THE AUTOMOBILE IS one of the most durable products on the market today. It is also one of the most recycled. With more vehicles being sold each year, making a vehicle recyclable is crucial in terms of raw materials savings and reduced resource consumption. Toyota is working to make vehicles easier to recycle by phasing out our use of certain substances of concern (SOCs) in parts and accessories. Our SOC policies support Toyota's worldwide commitment to producing easy-to-recycle vehicles and phasing out SOCs, called The Toyota Recycle Vision. For more information on The Toyota Recycle Vision, please visit www.toyota.co.jp/en/environment/recycle.
In North America, our SOC work focuses on the phaseout of four heavy metals — mercury, cadmium, lead and hexavalent chrome. In addition, Toyota is working to reduce VOCs in the automobile cabin that may have health effects. Our SOC strategy requires that we work across functions and across countries. This strategy is being implemented globally and requires constant communication between different regions and countries. Within North America, we share issues and information in a cross-functional working group.
In 2004, Toyota made a voluntary commitment to minimize SOCs. Our North American SOC strategy involves partnerships with thousands of domestic and foreign suppliers to identify components that contain SOCs and to develop a timetable to phase them out. We have a system in place to ensure that all parts meet the SOC limits in Toyota's global technical standard. We have successfully reduced SOCs in North America to de minimis levels as outlined in the European Union Directive on End-of-Life Vehicles. (Target 9.1)
Supplier tracking and verification of SOC content is done through the International Material Data System (IMDS), facilitated in North America by the Auto Industry Action Group. (Target 9.2) All suppliers input into this system the percentage of SOCs contained in parts. Toyota has developed a separate interface for its design staff that automatically calculates whether the SOC content is at, above or below the threshold.
We recently eliminated hexavalent chrome from radiator grills and decorative chrome plating on all of Toyota's vehicles, and from the corrosion prevention that coats our bolts. These bolts were imported in the past, but went into production at North American assembly plants at the end of 2007. Lead has also been eliminated from wheel weights, and lead-free wheel weights are now used at all North American manufacturing plants and vehicle distribution centers. Additional SOCs will be identified in the future. (Target 9.3)
Toyota has been researching methods to reduce volatile organic compounds (VOCs) in vehicle cabin interiors. VOCs such as aldehydes cause the “new car smell” and may have health effects, including nose and throat irritation. There are no regulations or standards in North America; however, our parent company in Japan is meeting voluntary standards set by the Japan Automobile Manufacturers Association (JAMA), and has asked Toyota in North America to be in compliance with these standards by 2011.
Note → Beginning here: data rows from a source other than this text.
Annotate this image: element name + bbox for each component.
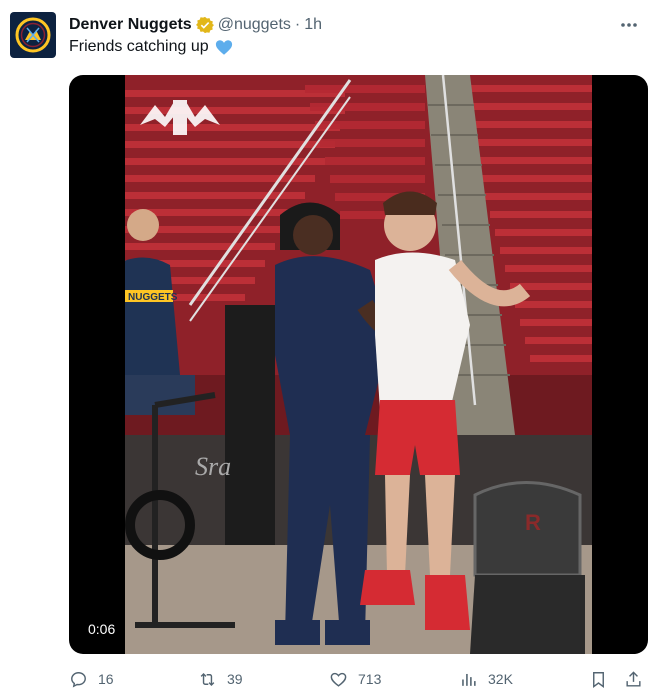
background-text: Sra xyxy=(195,452,231,481)
bookmark-icon xyxy=(593,671,604,688)
tweet-text: Friends catching up xyxy=(69,38,233,56)
tweet-body: Friends catching up xyxy=(69,38,209,55)
like-count: 713 xyxy=(358,671,382,687)
bookmark-button[interactable] xyxy=(589,664,608,694)
like-button[interactable]: 713 xyxy=(329,664,381,694)
views-count: 32K xyxy=(488,671,513,687)
video-duration: 0:06 xyxy=(81,618,123,640)
courtside-chair: R xyxy=(470,481,585,654)
verified-icon[interactable] xyxy=(195,16,214,34)
views-icon xyxy=(462,673,476,686)
video-player[interactable]: NUGGETS Sra R 0:06 xyxy=(69,75,648,654)
author-name[interactable]: Denver Nuggets xyxy=(69,16,192,34)
reply-button[interactable]: 16 xyxy=(69,664,114,694)
like-icon xyxy=(330,672,347,687)
reply-icon xyxy=(71,671,86,688)
retweet-count: 39 xyxy=(227,671,243,687)
retweet-button[interactable]: 39 xyxy=(198,664,243,694)
views-button[interactable]: 32K xyxy=(459,664,513,694)
chair-logo: R xyxy=(525,510,541,535)
author-handle[interactable]: @nuggets xyxy=(218,16,291,34)
share-icon xyxy=(626,670,641,687)
timestamp[interactable]: 1h xyxy=(304,16,322,34)
tweet: Denver Nuggets @nuggets · 1h Friends cat… xyxy=(0,0,660,698)
avatar[interactable] xyxy=(10,12,56,58)
more-icon[interactable] xyxy=(618,14,640,36)
separator-dot: · xyxy=(294,16,301,33)
nuggets-logo-icon xyxy=(15,17,51,53)
reply-count: 16 xyxy=(98,671,114,687)
jersey-text: NUGGETS xyxy=(128,292,178,303)
share-button[interactable] xyxy=(624,664,643,694)
action-bar: 16 39 713 32K xyxy=(69,664,644,694)
tweet-header: Denver Nuggets @nuggets · 1h xyxy=(69,14,640,36)
retweet-icon xyxy=(200,672,215,686)
blue-heart-icon xyxy=(215,39,233,56)
video-frame[interactable]: NUGGETS Sra R xyxy=(125,75,592,654)
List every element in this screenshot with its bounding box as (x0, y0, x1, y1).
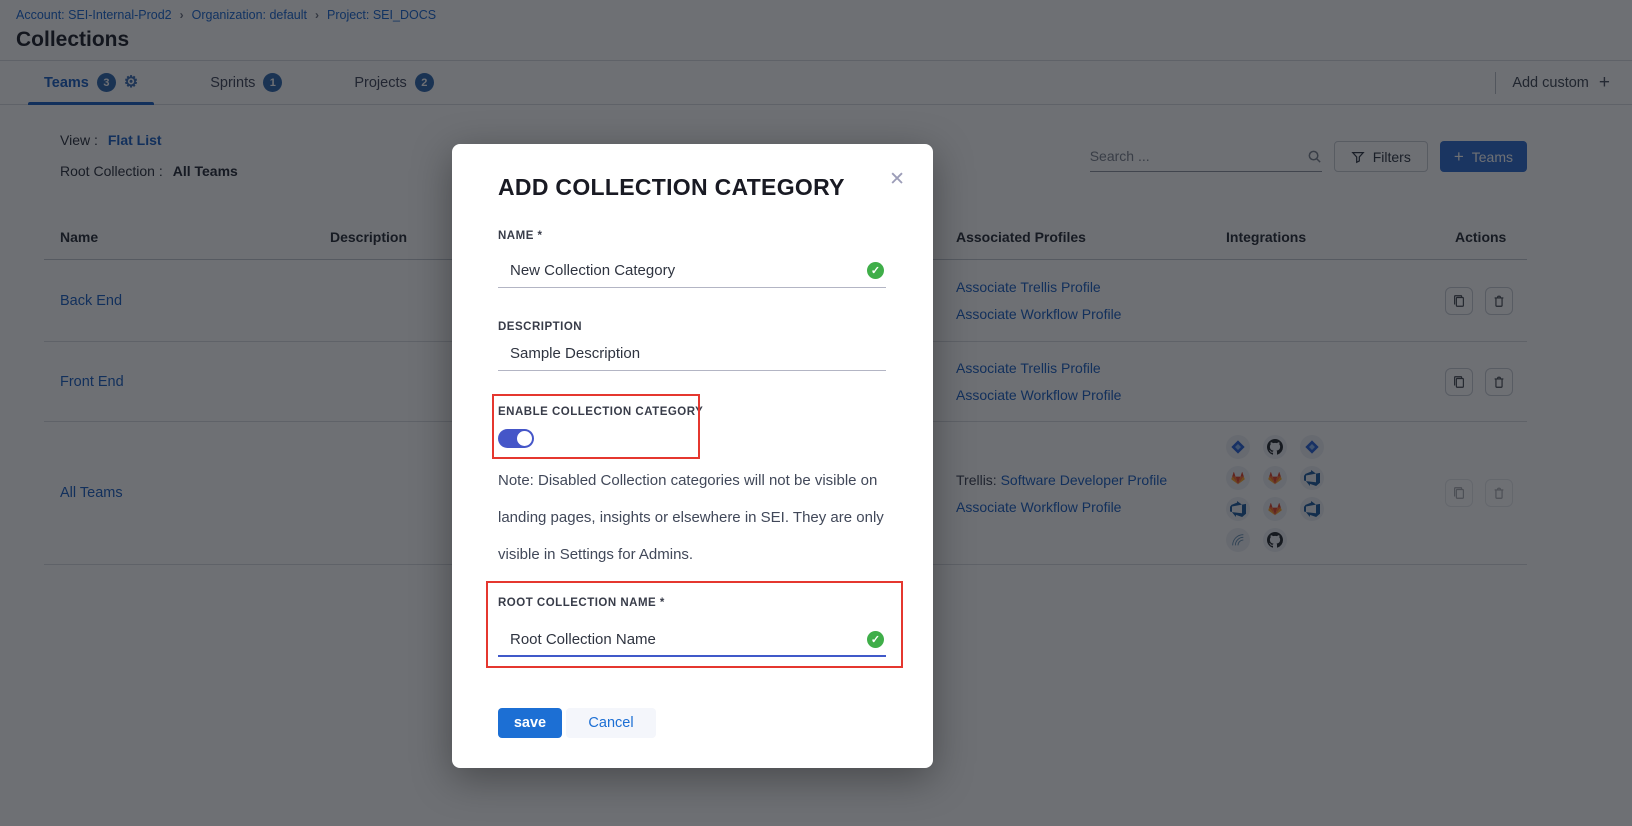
root-collection-name-field: ✓ (498, 623, 886, 657)
valid-check-icon: ✓ (867, 262, 884, 279)
root-collection-name-label: ROOT COLLECTION NAME * (498, 597, 665, 609)
enable-category-label: ENABLE COLLECTION CATEGORY (498, 406, 703, 418)
disabled-note-text: Note: Disabled Collection categories wil… (498, 462, 900, 573)
red-highlight-enable-toggle (492, 394, 700, 459)
enable-category-toggle[interactable] (498, 429, 534, 448)
save-button[interactable]: save (498, 708, 562, 738)
name-input[interactable] (498, 262, 867, 279)
name-field: ✓ (498, 254, 886, 288)
description-field-label: DESCRIPTION (498, 321, 582, 333)
cancel-button[interactable]: Cancel (566, 708, 656, 738)
toggle-knob (517, 431, 532, 446)
description-input[interactable] (498, 345, 886, 362)
close-icon[interactable]: ✕ (889, 168, 905, 191)
collections-page: Account: SEI-Internal-Prod2 › Organizati… (0, 0, 1632, 826)
add-collection-category-modal: ADD COLLECTION CATEGORY ✕ NAME * ✓ DESCR… (452, 144, 933, 768)
root-collection-name-input[interactable] (498, 631, 867, 648)
modal-title: ADD COLLECTION CATEGORY (498, 174, 845, 201)
description-field (498, 337, 886, 371)
valid-check-icon: ✓ (867, 631, 884, 648)
name-field-label: NAME * (498, 230, 543, 242)
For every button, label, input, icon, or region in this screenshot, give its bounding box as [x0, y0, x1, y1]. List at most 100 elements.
Toyota North America is developing low VOC technologies that will ensure our compliance with the JAMA standards by 2011. (Target 9.4) We worked with our material suppliers to reduce aldehydes by developing a grade of polyacetal that reduces formaldehyde emissions by 80%. In addition, Toyota has been developing new tape systems to reduce toluene emissions. Several interior parts use tape as a secondary attachment method for sealing and to reduce unusual interior noise. Examples of these applications are ethylene propylene polymet seals used under the instrument panel and felt tape used for noise vibration and harshness (NVH) purposes. The new technology reduces the level of toluene emitted by more than 90%.
Over the next three years, one of the biggest challenges we face in meeting our action plan targets is to identify and manage additional SOCs, particularly as the European Community's REACH (Registration, Evaluation, Authorization and Restriction of Chemical substances) legislation and other chemical regulations come into force.